Deuteronomium Dtn 26. Kap.: Auslegung, Kommentar, Andacht bzw. Predigt

Auslegung, Kommentar, Andacht bzw. Predigt zu ausgewählten Bibelversen aus dem Buch Deuteronomium Dtn 26. Kap.

Zu Dtn 26. Kap.

In Deuteronomium 26 geht es um das Dankopfer der Erstlingsfrüchte und das Bekenntnis der Abhängigkeit von Gott. Es erinnert uns daran, dass alles, was wir haben, ein Geschenk von Gott ist. Wenn die Israeliten ihre Erstlingsfrüchte zum Altar bringen, sollen sie sich an die Befreiung aus Ägypten und an Gottes beständige Fürsorge erinnern. Diese Passage lehrt uns, dankbar zu sein und unsere Segnungen mit anderen zu teilen, besonders mit den Bedürftigen. Es ist ein Aufruf, unsere Lebensgrundlagen nicht als selbstverständlich zu betrachten, sondern als Ausdruck unserer Beziehung zu Gott und als Teil unserer Verpflichtung, seine Gnade und Fürsorge in der Gemeinschaft weiterzugeben.

Dtn 26,1-11: Dankt Gott für seine Gaben

Auslegung, Kommentar, Andacht bzw. Predigt zu Dtn 26,1-11

Dtn 26:1: ‭Wenn du nun in das Land kommst, das dir der Herr, dein Gott, zum Erbe gibt, und es in Besitz nimmst und darin wohnst,

Dtn 26:2: ‭so sollst du von den Erstlingen aller Früchte des Erdbodens nehmen, die du von deinem Land einbringen wirst, das der Herr, dein Gott, dir gibt, und sollst sie in einen Korb legen und an den Ort hingehen, den der Gerr, dein Gott, erwählen wird, um seinen Namen dort wohnen zu lassen;

Erstlingsfrüchte

Deuteronomium 26,2 fordert die Israeliten auf, die Erstlingsfrüchte ihres Landes als Opfergabe zu bringen. Diese Stelle erinnert mich daran, wie wichtig es ist, Dankbarkeit für das, was wir haben, zu zeigen. Indem wir das Beste von dem, was wir erhalten haben, zurückgeben, erkennen wir die Quelle unserer Segnungen an. Für mich persönlich bedeutet dies, nicht nur materiellen Wohlstand, sondern auch Zeit und Talente zu teilen. Es erinnert mich daran, dass alles, was ich habe, letztlich von Gott kommt, und dass es meine Pflicht ist, diese Gaben mit anderen zu teilen. Es ist ein Akt der Demut und des Vertrauens, dass Gott für uns sorgt, wenn wir großzügig sind.

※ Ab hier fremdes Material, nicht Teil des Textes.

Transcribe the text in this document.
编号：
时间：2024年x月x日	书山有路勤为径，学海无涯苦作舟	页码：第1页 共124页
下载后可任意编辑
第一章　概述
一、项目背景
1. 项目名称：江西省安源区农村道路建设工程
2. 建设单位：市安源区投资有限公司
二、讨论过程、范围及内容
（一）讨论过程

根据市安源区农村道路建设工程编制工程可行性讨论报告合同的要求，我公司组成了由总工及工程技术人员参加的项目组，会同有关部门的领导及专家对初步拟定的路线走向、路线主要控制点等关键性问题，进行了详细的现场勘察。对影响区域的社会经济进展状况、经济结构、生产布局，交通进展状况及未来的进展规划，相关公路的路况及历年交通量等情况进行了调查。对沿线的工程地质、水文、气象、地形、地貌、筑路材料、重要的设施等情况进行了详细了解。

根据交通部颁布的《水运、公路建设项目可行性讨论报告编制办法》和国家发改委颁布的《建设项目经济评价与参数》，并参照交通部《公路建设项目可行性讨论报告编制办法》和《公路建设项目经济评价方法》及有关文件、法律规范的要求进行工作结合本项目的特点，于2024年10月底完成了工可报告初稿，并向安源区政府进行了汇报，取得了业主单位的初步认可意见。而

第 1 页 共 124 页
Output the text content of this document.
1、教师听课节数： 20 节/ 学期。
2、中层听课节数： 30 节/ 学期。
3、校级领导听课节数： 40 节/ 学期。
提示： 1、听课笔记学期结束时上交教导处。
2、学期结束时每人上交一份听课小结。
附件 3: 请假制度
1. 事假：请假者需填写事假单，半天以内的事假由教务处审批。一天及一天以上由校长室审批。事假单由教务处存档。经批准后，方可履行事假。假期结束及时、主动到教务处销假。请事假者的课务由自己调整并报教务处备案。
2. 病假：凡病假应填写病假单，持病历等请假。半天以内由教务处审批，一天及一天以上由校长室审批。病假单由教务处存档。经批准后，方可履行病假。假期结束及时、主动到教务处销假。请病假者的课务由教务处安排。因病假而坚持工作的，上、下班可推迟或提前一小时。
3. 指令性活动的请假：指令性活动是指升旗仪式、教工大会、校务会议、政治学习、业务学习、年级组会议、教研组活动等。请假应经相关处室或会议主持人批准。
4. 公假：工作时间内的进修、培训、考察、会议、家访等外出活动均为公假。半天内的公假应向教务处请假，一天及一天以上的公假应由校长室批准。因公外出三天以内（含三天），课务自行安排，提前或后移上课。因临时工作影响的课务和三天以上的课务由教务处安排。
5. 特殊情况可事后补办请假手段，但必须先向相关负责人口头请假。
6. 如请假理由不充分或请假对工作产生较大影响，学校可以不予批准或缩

Dtn 26:3: ‭und du sollst zu dem Priester kommen, der zu der Zeit im Amt sein wird, und zu ihm sagen: Ich bezeuge heute vor dem Herrn, deinem Gott, dass ich in das Land gekommen bin, von dem der Herr unseren Vätern geschworen hat, dass er es uns gebe!

Dtn 26:4: ‭Und der Priester soll den Korb von deiner Hand nehmen und ihn vor dem Altar des Herrn, deines Gottes, niederlegen.

Dtn 26:5: ‭Da sollst du das Wort ergreifen und vor dem Herrn, deinem Gott, sprechen: »Mein Vater war ein umherirrender Aramäer; und er zog nach Ägypten hinab und lebte dort als Fremdling mit wenigen Leuten, und er wurde dort zu einem großen, starken und zahlreichen Volk.

Dtn 26:6: ‭Aber die Ägypter misshandelten uns und bedrückten uns und legten uns harte Arbeit auf.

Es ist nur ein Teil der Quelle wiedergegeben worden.